Proje alanın birkaç yüz metre altında bulunan Fırat Nehri’nin 21 ili geçtiğini belirten Yıldırım şunlara dikkat çekti: “Aksine proje sahası Munzur Dağları ekosistemi içerisinde. Munzur dağları önemli doğa alanı, önemli bitki alanı. Bu havzada bugüne kadar yapılmış araştırmalara göre 2250’nin üzerinde bitki saptanmış, bunların beşte biri endemik. Yine bu havza BERN Sözleşmesi ek iki listeye göre kesin koruma altında bulunan dağ keçisi, çengel boynuzlu yaban keçisi, ayı, kurt, vaşak, hatta dünyada nesli tükendiği sanılan Anadolu Parsı gibi türleri habitat alanı. Ayrıca Türkiye'nin en büyük su toplama havzasına sahip durumundaki Fırat Nehri hemen bu projenin yürütüldüğü sahanın birkaç yüz metre alt kısmında kalıyor. Fırat Nehri takribi olarak 21 ilimizin sınırlarını geçen bir nehir ve dünya ölçeğinde bir yapı sistem alanı. Munzur havzası keza öyle... Bu havzalar ülkemizin taraf olduğu dünya kültürel ve doğal binasının korunmasına ve sözleşme hükümlerine göre yine kültür mirası listesine alınması gerekiyor. Şimdi projenin yürütüldüğü alan burada da görüldüğü üzere, ÇED raporu içerisinde de bu evraklar hemen bunun Munzur dağlarının yanı başında. Yine Fırat Nehri'nin hemen yanı başında. Bu karar önemli bir ekosistem olan, bu kadar önemli bir havzanın bulunduğu sahaya ilişkin ‘Burada içme kullanma suyu havzası olmadığı belirlenmiştir’ şeklinde cevap vermek hukuka da vicdanına da aykırı.”

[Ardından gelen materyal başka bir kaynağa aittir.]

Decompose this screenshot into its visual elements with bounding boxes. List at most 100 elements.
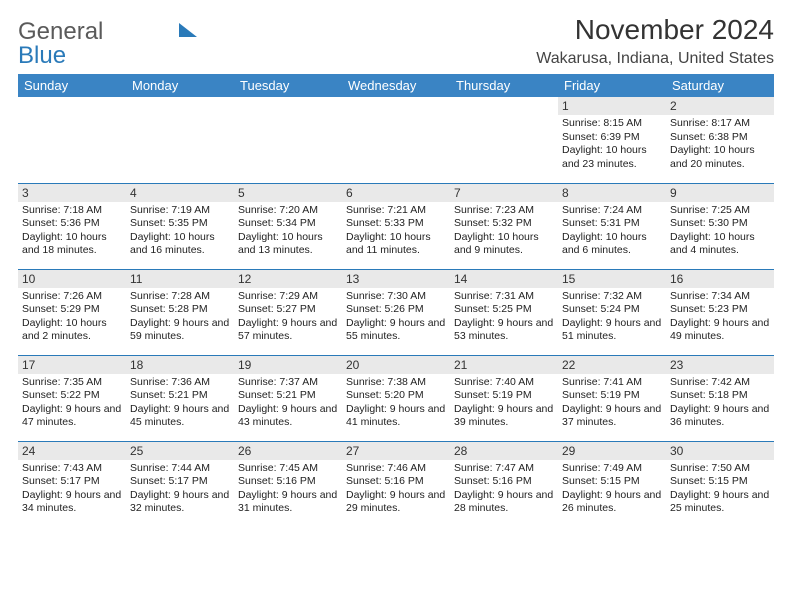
calendar-cell: 1Sunrise: 8:15 AMSunset: 6:39 PMDaylight… <box>558 97 666 183</box>
calendar-cell: 12Sunrise: 7:29 AMSunset: 5:27 PMDayligh… <box>234 269 342 355</box>
calendar-cell: 6Sunrise: 7:21 AMSunset: 5:33 PMDaylight… <box>342 183 450 269</box>
calendar-cell: 23Sunrise: 7:42 AMSunset: 5:18 PMDayligh… <box>666 355 774 441</box>
day-data: Sunrise: 7:25 AMSunset: 5:30 PMDaylight:… <box>666 202 774 263</box>
day-number: 18 <box>126 356 234 374</box>
weekday-row: SundayMondayTuesdayWednesdayThursdayFrid… <box>18 74 774 97</box>
calendar-week: 3Sunrise: 7:18 AMSunset: 5:36 PMDaylight… <box>18 183 774 269</box>
logo-word1: General <box>18 18 103 45</box>
calendar-cell: 19Sunrise: 7:37 AMSunset: 5:21 PMDayligh… <box>234 355 342 441</box>
day-number: 19 <box>234 356 342 374</box>
day-number: 25 <box>126 442 234 460</box>
day-data: Sunrise: 7:35 AMSunset: 5:22 PMDaylight:… <box>18 374 126 435</box>
day-data: Sunrise: 7:31 AMSunset: 5:25 PMDaylight:… <box>450 288 558 349</box>
calendar-cell: 29Sunrise: 7:49 AMSunset: 5:15 PMDayligh… <box>558 441 666 527</box>
day-number: 29 <box>558 442 666 460</box>
day-number: 7 <box>450 184 558 202</box>
location: Wakarusa, Indiana, United States <box>536 50 774 68</box>
day-number: 13 <box>342 270 450 288</box>
day-data: Sunrise: 7:30 AMSunset: 5:26 PMDaylight:… <box>342 288 450 349</box>
calendar-cell: 24Sunrise: 7:43 AMSunset: 5:17 PMDayligh… <box>18 441 126 527</box>
day-number: 17 <box>18 356 126 374</box>
day-number: 11 <box>126 270 234 288</box>
day-number: 14 <box>450 270 558 288</box>
day-data: Sunrise: 7:38 AMSunset: 5:20 PMDaylight:… <box>342 374 450 435</box>
day-number: 12 <box>234 270 342 288</box>
calendar-cell: 26Sunrise: 7:45 AMSunset: 5:16 PMDayligh… <box>234 441 342 527</box>
calendar-cell: 3Sunrise: 7:18 AMSunset: 5:36 PMDaylight… <box>18 183 126 269</box>
day-number: 15 <box>558 270 666 288</box>
day-data: Sunrise: 7:36 AMSunset: 5:21 PMDaylight:… <box>126 374 234 435</box>
weekday-header: Monday <box>126 74 234 97</box>
calendar-cell: 15Sunrise: 7:32 AMSunset: 5:24 PMDayligh… <box>558 269 666 355</box>
day-data: Sunrise: 7:18 AMSunset: 5:36 PMDaylight:… <box>18 202 126 263</box>
calendar-cell: 30Sunrise: 7:50 AMSunset: 5:15 PMDayligh… <box>666 441 774 527</box>
day-number: 3 <box>18 184 126 202</box>
title-block: November 2024 Wakarusa, Indiana, United … <box>536 14 774 68</box>
day-data: Sunrise: 7:42 AMSunset: 5:18 PMDaylight:… <box>666 374 774 435</box>
weekday-header: Sunday <box>18 74 126 97</box>
day-data: Sunrise: 7:44 AMSunset: 5:17 PMDaylight:… <box>126 460 234 521</box>
day-number: 2 <box>666 97 774 115</box>
day-data: Sunrise: 7:19 AMSunset: 5:35 PMDaylight:… <box>126 202 234 263</box>
day-number: 5 <box>234 184 342 202</box>
weekday-header: Saturday <box>666 74 774 97</box>
logo: General Blue <box>18 20 121 68</box>
calendar-cell: 2Sunrise: 8:17 AMSunset: 6:38 PMDaylight… <box>666 97 774 183</box>
day-data: Sunrise: 7:43 AMSunset: 5:17 PMDaylight:… <box>18 460 126 521</box>
day-data: Sunrise: 7:26 AMSunset: 5:29 PMDaylight:… <box>18 288 126 349</box>
day-number: 20 <box>342 356 450 374</box>
calendar-cell: 13Sunrise: 7:30 AMSunset: 5:26 PMDayligh… <box>342 269 450 355</box>
calendar-cell: 18Sunrise: 7:36 AMSunset: 5:21 PMDayligh… <box>126 355 234 441</box>
day-data: Sunrise: 7:50 AMSunset: 5:15 PMDaylight:… <box>666 460 774 521</box>
calendar-cell: .. <box>450 97 558 183</box>
day-data: Sunrise: 7:45 AMSunset: 5:16 PMDaylight:… <box>234 460 342 521</box>
calendar-cell: 4Sunrise: 7:19 AMSunset: 5:35 PMDaylight… <box>126 183 234 269</box>
day-data: Sunrise: 7:24 AMSunset: 5:31 PMDaylight:… <box>558 202 666 263</box>
calendar-cell: 5Sunrise: 7:20 AMSunset: 5:34 PMDaylight… <box>234 183 342 269</box>
calendar-cell: 11Sunrise: 7:28 AMSunset: 5:28 PMDayligh… <box>126 269 234 355</box>
logo-text: General Blue <box>18 20 121 68</box>
calendar-week: 10Sunrise: 7:26 AMSunset: 5:29 PMDayligh… <box>18 269 774 355</box>
month-title: November 2024 <box>536 14 774 46</box>
calendar-week: ..........1Sunrise: 8:15 AMSunset: 6:39 … <box>18 97 774 183</box>
header: General Blue November 2024 Wakarusa, Ind… <box>18 14 774 68</box>
calendar-cell: 20Sunrise: 7:38 AMSunset: 5:20 PMDayligh… <box>342 355 450 441</box>
day-data: Sunrise: 7:49 AMSunset: 5:15 PMDaylight:… <box>558 460 666 521</box>
logo-word2: Blue <box>18 42 66 69</box>
calendar-cell: 9Sunrise: 7:25 AMSunset: 5:30 PMDaylight… <box>666 183 774 269</box>
calendar-table: SundayMondayTuesdayWednesdayThursdayFrid… <box>18 74 774 527</box>
day-data: Sunrise: 7:34 AMSunset: 5:23 PMDaylight:… <box>666 288 774 349</box>
day-number: 4 <box>126 184 234 202</box>
day-data: Sunrise: 7:23 AMSunset: 5:32 PMDaylight:… <box>450 202 558 263</box>
day-number: 10 <box>18 270 126 288</box>
calendar-cell: 28Sunrise: 7:47 AMSunset: 5:16 PMDayligh… <box>450 441 558 527</box>
weekday-header: Friday <box>558 74 666 97</box>
day-data: Sunrise: 7:41 AMSunset: 5:19 PMDaylight:… <box>558 374 666 435</box>
day-number: 8 <box>558 184 666 202</box>
day-data: Sunrise: 7:29 AMSunset: 5:27 PMDaylight:… <box>234 288 342 349</box>
day-number: 28 <box>450 442 558 460</box>
calendar-cell: .. <box>342 97 450 183</box>
day-number: 23 <box>666 356 774 374</box>
day-number: 21 <box>450 356 558 374</box>
day-number: 16 <box>666 270 774 288</box>
day-number: 26 <box>234 442 342 460</box>
day-data: Sunrise: 7:40 AMSunset: 5:19 PMDaylight:… <box>450 374 558 435</box>
calendar-cell: 21Sunrise: 7:40 AMSunset: 5:19 PMDayligh… <box>450 355 558 441</box>
calendar-cell: 27Sunrise: 7:46 AMSunset: 5:16 PMDayligh… <box>342 441 450 527</box>
calendar-cell: 8Sunrise: 7:24 AMSunset: 5:31 PMDaylight… <box>558 183 666 269</box>
calendar-cell: 10Sunrise: 7:26 AMSunset: 5:29 PMDayligh… <box>18 269 126 355</box>
calendar-cell: 25Sunrise: 7:44 AMSunset: 5:17 PMDayligh… <box>126 441 234 527</box>
day-data: Sunrise: 8:17 AMSunset: 6:38 PMDaylight:… <box>666 115 774 176</box>
calendar-cell: .. <box>234 97 342 183</box>
logo-triangle-icon <box>179 0 197 37</box>
day-number: 1 <box>558 97 666 115</box>
weekday-header: Tuesday <box>234 74 342 97</box>
calendar-cell: 17Sunrise: 7:35 AMSunset: 5:22 PMDayligh… <box>18 355 126 441</box>
calendar-cell: 16Sunrise: 7:34 AMSunset: 5:23 PMDayligh… <box>666 269 774 355</box>
day-number: 24 <box>18 442 126 460</box>
calendar-cell: .. <box>126 97 234 183</box>
weekday-header: Wednesday <box>342 74 450 97</box>
day-number: 6 <box>342 184 450 202</box>
day-data: Sunrise: 8:15 AMSunset: 6:39 PMDaylight:… <box>558 115 666 176</box>
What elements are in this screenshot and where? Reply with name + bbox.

Maden için verilen Çed raporunda bölgenin su havzası olduğu belirtildi. 

‘KARARI VEREN SORUMLULAR HAKKINDA GEREKLİ İŞLEMLER YAPILMALI’

Verilen raporun vicdana ve hukuka aykırı olduğunu belirten Yıldırım sözlerine şunları ekledi: “Bu konuda başta Türkiye Barolar Birliği, İstanbul Barosu ve Türkiye Barolar Birliği'nin Kent ve Çevre Hukuku Komisyonu olarak çok sayıda hukuksal girişimlerde bulunduk. Burada yapılması gereken hem idari hem adli tahkikat yürütülerek sorumlular hakkında gerekli işlemlerin yapılması gerekiyor.”